Coulée de Serrant / Nicolas Joly
Nicolas Joly did not pioneer biodynamic farming in wine because it was fashionable. He pioneered it in the 1980s because Rudolf Steiner's agricultural texts convinced him that the relationship between soil life, plant health, and cosmic rhythms was not mysticism but agronomy conducted at a finer resolution than chemistry allowed.
The Coulée de Serrant monopole — a 7-hectare vineyard of Chenin Blanc planted on south-facing schist above the Loire, first planted by Cistercian monks in the twelfth century — is one of the longest-tenured biodynamic vineyards in France. The site was one of the last individual vineyards in France to receive its own appellation, a recognition of a particularity that organic and biodynamic farming has preserved rather than manufactured.

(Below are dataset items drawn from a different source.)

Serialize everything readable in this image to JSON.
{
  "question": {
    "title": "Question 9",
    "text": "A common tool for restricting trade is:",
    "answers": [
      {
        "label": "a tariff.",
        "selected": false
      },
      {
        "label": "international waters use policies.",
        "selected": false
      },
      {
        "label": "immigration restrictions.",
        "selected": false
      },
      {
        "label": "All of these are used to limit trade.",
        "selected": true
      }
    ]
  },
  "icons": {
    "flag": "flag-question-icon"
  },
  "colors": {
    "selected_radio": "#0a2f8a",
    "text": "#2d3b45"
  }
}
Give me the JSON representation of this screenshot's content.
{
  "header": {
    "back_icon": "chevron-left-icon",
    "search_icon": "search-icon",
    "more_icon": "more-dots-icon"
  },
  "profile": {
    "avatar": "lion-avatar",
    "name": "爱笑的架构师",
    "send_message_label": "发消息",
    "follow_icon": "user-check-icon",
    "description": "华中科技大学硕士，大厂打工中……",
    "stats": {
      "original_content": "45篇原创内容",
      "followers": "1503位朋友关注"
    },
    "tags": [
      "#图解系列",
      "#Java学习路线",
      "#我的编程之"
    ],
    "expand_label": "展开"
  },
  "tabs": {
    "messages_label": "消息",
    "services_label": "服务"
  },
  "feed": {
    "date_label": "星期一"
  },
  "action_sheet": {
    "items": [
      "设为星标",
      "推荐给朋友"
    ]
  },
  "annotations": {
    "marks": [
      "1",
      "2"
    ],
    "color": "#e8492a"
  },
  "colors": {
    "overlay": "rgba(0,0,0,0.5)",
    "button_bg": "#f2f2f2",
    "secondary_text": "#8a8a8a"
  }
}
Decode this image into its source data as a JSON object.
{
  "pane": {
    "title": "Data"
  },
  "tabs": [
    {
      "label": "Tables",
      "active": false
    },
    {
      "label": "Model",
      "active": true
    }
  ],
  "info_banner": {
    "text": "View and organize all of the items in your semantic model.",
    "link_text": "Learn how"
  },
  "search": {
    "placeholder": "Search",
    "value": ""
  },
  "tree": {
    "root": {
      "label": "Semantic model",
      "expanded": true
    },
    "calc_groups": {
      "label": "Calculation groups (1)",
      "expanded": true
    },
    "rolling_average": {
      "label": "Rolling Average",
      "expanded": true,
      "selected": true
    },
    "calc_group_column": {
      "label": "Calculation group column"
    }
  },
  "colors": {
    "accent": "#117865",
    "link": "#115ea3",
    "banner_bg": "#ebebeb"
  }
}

The wines Joly produces from this vineyard are among the most polarising in France — intensely oxidative in style, honey-textured, deeply mineral, built to age for decades rather than drink young. The Coulée de Serrant monopole has earned 97 points from Wine Advocate and a Trophy at Decanter, marks that validate the quality without requiring agreement on the style.
Joly is also the founder of Renaissance des Appellations, an international association of biodynamic wine producers whose collective influence on the conversation about farming and terroir expression far exceeds what any individual estate could accomplish alone.